三陸沖で捕れたミンククジラの販売が好況であることが報じられた。
IWCからの脱退によって可能となった商業捕鯨は4月から始まったが、操業開始当初は鯨食の減少などから需要・販売に悲観的な見方が強かった。報道によれば、商業捕鯨では鯨肉の味と鮮度を保つ血抜きなどの作業が船上で行われるために、調査捕鯨時の鯨肉と比べ遥かに美味しくて新鮮な鯨肉が提供されているようである。調査捕鯨時にあっても近所のスーパーに鯨肉が並ぶことはめったになかったために遠くまで出かけて入手していたが、中国コロナのために其れも叶わぬ状況である。報道を見て「鯨肉通販 宮城県」と検索したがヒットせず、既存の通販サイトは所在地などから調査捕鯨時の貯蔵品ではないかとの疑心に駆られており、国内で流通する鯨肉が概ね商業捕鯨肉に置き換わったと推測できるまで、若しくは外出自粛が解除されるまで三陸クジラの賞味を辛抱することにした。
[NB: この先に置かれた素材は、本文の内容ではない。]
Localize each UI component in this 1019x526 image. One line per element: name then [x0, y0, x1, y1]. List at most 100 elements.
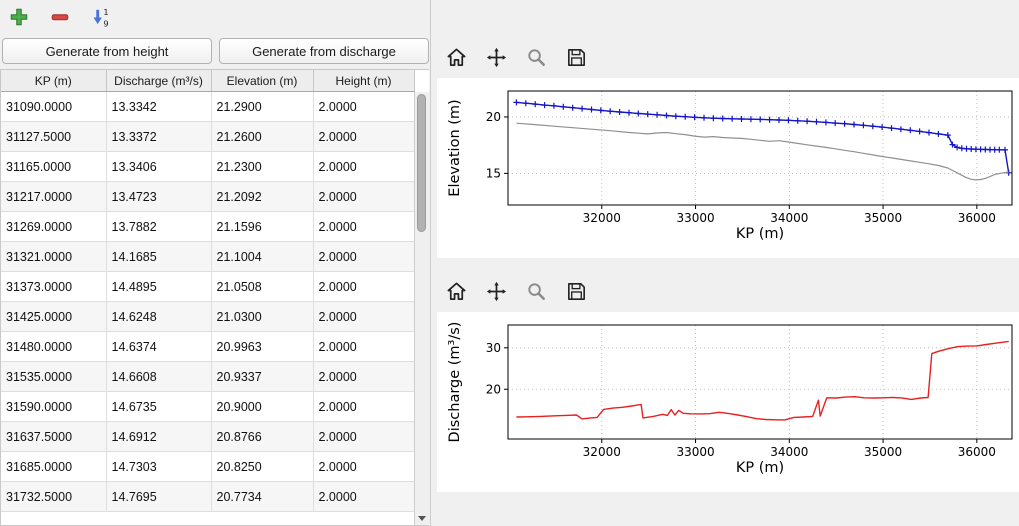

自然保護論者は鯨食を「羅刹の所業」となじるが、人間が食物連鎖の頂点である限り致し方のないところと思う。しかしながら、この論を推し進めることはウィルスの宿主である野生動物食のために武漢海鮮市場を必要とした中国擁護ともなりかねないので当分黙っていることにしよう。筆(キーボード)に任せて鯨食を「羅刹の所業」と書いたが、「羅刹」の正体を知らないことに気付いたので勉強した。以下は、コトバンクに記載されている各種辞典を自分なりに統合編集したものであり、読まれる方は眉唾をお願いする。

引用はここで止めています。